In order to work with a Spark cluster we need a `SparkContext` object, which represents the connection to that cluster and allows to configure execution-related parameters (e.g. number of cores, memory). When running this notebook from [SWAN](https://swan.cern.ch), a `SparkContext` object is already created for us when connecting to the selected cluster via the graphical interface. Alternatively, we could create a `SparkContext` as described in the [Spark documentation](https://spark.apache.org/docs/latest/api/python/reference/api/pyspark.SparkContext.html).

In [None]:
import pyspark
sc = pyspark.SparkContext.getOrCreate()

## Create a ROOT dataframe

We now create an RDataFrame based on the same dataset seen in the exercise [rdataframe-dimuon](exercises/rdataframe-dimuon.ipynb).

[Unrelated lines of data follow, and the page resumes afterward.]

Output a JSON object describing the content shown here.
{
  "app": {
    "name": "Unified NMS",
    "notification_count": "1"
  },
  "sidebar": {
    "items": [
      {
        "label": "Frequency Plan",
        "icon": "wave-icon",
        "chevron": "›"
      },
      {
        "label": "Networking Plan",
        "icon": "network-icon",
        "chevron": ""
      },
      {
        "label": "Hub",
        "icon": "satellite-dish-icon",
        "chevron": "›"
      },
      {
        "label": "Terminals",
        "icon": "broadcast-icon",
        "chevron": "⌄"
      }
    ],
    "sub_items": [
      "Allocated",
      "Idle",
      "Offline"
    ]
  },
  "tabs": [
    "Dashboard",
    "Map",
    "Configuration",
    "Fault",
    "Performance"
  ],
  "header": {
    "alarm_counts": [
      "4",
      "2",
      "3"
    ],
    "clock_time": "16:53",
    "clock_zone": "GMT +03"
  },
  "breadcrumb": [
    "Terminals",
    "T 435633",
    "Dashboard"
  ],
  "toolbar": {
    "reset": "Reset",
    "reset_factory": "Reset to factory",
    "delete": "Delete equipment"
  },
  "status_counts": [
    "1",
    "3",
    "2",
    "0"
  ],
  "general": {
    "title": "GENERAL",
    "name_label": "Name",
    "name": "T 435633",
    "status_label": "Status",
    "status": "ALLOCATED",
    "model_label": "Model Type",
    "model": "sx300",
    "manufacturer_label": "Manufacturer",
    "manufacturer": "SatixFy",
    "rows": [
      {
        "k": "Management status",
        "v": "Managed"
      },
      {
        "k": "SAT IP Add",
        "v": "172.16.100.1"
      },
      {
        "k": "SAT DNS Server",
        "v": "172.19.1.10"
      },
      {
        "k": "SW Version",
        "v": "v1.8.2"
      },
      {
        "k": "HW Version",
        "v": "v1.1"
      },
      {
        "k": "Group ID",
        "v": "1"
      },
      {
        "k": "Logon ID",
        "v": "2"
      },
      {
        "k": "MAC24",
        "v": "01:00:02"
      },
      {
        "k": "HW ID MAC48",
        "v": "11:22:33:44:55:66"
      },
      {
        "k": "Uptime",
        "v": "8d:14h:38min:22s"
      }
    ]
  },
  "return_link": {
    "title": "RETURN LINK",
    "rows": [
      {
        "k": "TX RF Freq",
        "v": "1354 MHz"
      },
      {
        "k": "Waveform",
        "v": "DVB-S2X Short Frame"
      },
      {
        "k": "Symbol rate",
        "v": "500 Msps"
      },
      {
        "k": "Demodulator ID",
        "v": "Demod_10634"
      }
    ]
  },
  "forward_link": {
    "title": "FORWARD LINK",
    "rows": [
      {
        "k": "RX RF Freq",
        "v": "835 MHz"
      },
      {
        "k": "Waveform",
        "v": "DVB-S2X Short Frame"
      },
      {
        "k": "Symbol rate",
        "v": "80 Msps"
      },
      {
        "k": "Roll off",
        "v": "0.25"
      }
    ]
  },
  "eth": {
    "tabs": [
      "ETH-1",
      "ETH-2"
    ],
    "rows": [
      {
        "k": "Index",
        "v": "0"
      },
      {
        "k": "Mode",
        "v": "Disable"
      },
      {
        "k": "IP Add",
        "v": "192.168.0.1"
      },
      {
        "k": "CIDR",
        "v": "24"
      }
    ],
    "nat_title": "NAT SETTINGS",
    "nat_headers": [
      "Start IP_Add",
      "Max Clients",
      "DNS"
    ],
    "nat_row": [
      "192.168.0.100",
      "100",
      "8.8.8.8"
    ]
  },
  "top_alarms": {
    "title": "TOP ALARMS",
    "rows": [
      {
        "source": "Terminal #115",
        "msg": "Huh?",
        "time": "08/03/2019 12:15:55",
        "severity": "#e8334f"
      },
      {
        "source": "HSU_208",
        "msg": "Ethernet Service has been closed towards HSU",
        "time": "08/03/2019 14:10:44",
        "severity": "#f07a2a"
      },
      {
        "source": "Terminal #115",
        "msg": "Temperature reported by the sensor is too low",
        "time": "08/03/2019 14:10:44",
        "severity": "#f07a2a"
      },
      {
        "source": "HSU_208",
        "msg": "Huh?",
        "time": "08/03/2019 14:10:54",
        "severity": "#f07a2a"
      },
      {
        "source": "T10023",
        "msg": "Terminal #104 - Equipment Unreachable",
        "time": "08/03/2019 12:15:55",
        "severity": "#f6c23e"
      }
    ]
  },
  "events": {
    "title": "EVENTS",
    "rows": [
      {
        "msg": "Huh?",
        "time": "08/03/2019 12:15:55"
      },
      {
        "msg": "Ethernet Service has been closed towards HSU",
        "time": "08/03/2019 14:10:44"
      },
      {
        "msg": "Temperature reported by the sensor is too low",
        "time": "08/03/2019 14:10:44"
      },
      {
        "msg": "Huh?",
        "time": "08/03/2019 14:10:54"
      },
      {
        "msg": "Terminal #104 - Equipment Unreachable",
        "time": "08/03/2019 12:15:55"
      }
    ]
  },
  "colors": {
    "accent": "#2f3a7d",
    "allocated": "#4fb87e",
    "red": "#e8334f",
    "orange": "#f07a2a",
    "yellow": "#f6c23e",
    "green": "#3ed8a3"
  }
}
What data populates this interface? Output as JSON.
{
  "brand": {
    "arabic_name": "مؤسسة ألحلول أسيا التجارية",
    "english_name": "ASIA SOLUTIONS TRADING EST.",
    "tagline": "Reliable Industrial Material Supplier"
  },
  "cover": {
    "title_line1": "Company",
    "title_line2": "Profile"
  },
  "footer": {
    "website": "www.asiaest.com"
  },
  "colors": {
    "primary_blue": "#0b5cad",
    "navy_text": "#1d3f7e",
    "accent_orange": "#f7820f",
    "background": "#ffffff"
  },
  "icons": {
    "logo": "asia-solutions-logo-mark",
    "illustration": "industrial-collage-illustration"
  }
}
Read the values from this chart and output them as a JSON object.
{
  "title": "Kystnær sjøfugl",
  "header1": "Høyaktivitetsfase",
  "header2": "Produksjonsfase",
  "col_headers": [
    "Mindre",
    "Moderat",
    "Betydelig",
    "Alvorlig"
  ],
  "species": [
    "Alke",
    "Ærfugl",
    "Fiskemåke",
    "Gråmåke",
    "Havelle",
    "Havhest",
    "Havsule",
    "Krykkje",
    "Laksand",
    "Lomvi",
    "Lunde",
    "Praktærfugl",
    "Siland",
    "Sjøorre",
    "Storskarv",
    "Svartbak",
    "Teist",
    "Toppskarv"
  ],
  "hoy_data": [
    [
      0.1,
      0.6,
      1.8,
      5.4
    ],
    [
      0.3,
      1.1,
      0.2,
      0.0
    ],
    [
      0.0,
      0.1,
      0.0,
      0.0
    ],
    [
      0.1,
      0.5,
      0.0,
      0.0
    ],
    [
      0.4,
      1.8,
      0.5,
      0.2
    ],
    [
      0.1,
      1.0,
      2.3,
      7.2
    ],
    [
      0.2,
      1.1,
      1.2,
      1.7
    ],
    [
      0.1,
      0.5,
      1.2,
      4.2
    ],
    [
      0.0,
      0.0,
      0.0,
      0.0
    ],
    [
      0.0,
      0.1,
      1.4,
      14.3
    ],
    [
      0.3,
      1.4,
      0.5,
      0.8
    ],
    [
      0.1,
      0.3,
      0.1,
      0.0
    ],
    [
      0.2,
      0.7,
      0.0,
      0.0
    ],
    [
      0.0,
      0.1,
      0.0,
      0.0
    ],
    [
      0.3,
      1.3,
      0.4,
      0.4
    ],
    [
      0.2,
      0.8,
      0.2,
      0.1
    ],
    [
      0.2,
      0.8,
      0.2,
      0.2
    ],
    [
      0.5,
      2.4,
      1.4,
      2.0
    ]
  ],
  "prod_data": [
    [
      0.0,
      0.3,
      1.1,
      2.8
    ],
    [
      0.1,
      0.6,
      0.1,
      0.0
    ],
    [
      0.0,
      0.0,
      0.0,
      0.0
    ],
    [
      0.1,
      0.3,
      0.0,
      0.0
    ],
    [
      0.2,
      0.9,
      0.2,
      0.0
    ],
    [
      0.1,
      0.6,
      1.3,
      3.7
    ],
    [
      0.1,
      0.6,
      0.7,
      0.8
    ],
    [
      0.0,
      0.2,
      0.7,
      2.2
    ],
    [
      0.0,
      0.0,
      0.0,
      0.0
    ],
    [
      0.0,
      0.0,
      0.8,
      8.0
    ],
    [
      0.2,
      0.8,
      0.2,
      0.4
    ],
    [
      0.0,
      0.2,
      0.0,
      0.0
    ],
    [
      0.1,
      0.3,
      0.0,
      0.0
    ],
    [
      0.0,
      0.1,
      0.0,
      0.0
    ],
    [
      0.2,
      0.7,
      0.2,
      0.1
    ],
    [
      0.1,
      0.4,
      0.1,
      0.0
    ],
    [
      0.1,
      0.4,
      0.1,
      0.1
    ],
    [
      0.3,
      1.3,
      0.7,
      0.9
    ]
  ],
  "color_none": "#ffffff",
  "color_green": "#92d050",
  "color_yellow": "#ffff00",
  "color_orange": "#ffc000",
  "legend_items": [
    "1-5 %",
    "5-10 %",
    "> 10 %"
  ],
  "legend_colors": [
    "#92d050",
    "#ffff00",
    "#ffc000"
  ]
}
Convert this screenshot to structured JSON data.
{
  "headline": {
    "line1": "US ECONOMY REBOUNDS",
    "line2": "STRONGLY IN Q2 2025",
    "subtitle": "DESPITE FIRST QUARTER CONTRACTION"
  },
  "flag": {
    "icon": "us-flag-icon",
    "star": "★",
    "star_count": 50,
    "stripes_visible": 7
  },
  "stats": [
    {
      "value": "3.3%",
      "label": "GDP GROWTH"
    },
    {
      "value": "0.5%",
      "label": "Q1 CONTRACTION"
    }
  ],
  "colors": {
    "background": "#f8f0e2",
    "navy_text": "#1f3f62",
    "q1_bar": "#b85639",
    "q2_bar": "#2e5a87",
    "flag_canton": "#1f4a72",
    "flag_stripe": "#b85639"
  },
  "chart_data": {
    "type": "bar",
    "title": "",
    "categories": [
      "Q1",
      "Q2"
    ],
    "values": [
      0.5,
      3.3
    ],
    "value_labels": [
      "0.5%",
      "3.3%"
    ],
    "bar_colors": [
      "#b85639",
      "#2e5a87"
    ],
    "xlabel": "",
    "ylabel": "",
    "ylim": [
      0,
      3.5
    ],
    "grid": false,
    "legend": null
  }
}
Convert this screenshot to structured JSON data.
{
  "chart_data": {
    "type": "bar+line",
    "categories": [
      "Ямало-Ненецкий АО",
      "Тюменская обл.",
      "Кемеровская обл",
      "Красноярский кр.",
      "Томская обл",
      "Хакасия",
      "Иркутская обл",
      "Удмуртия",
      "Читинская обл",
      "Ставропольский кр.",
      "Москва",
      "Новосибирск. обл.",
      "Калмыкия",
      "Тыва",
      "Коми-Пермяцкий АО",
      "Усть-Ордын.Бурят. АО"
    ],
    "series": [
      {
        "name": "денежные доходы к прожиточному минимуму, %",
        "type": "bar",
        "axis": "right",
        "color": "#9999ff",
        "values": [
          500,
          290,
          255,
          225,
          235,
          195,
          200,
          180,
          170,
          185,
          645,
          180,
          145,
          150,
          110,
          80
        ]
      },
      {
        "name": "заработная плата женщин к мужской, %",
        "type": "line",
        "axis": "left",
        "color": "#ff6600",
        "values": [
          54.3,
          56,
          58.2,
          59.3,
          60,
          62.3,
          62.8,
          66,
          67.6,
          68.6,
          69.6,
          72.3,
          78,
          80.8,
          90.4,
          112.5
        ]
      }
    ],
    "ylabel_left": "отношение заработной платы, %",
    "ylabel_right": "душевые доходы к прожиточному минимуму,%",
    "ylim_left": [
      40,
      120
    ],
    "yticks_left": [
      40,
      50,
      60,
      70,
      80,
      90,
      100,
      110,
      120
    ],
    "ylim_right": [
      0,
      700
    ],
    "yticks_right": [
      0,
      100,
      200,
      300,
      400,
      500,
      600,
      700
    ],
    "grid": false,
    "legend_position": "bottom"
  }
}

A Spark `RDataFrame` receives two extra parameters: the number of partitions to apply to the dataset (`npartitions`) and the `SparkContext` object (`sparkcontext`). Besides that detail, a Spark `RDataFrame` is not different from a local `RDataFrame`: the analysis presented in this notebook would not change if we wanted to execute it locally.

In [None]:
# Use a Spark RDataFrame
RDataFrame = ROOT.RDF.Experimental.Distributed.Spark.RDataFrame

df = RDataFrame("h42",
                "https://root.cern/files/h1big.root",
                npartitions=4,
                sparkcontext=sc)

## Run your analysis unchanged

From now on, the rest of your application can be written **exactly** as we have seen with local RDataFrame. The goal of the distributed RDataFrame module is to support all the traditional RDataFrame operations (those that make sense in a distributed context at least). Currently only a subset of those is available and can be found in the corresponding [section of the documentation](https://root.cern/doc/master/classROOT_1_1RDataFrame.html#distrdf)

In [None]:
%%time
df1 = df.Filter("nevent > 1")
df2 = df1.Define("mpt","sqrt(xpt*xpt + ypt*ypt)")
c = df.Count()
m = df2.Mean("mpt")
print(f"Number of events after processing: {c.GetValue()}")
print(f"Mean of column 'mpt': {m.GetValue()}")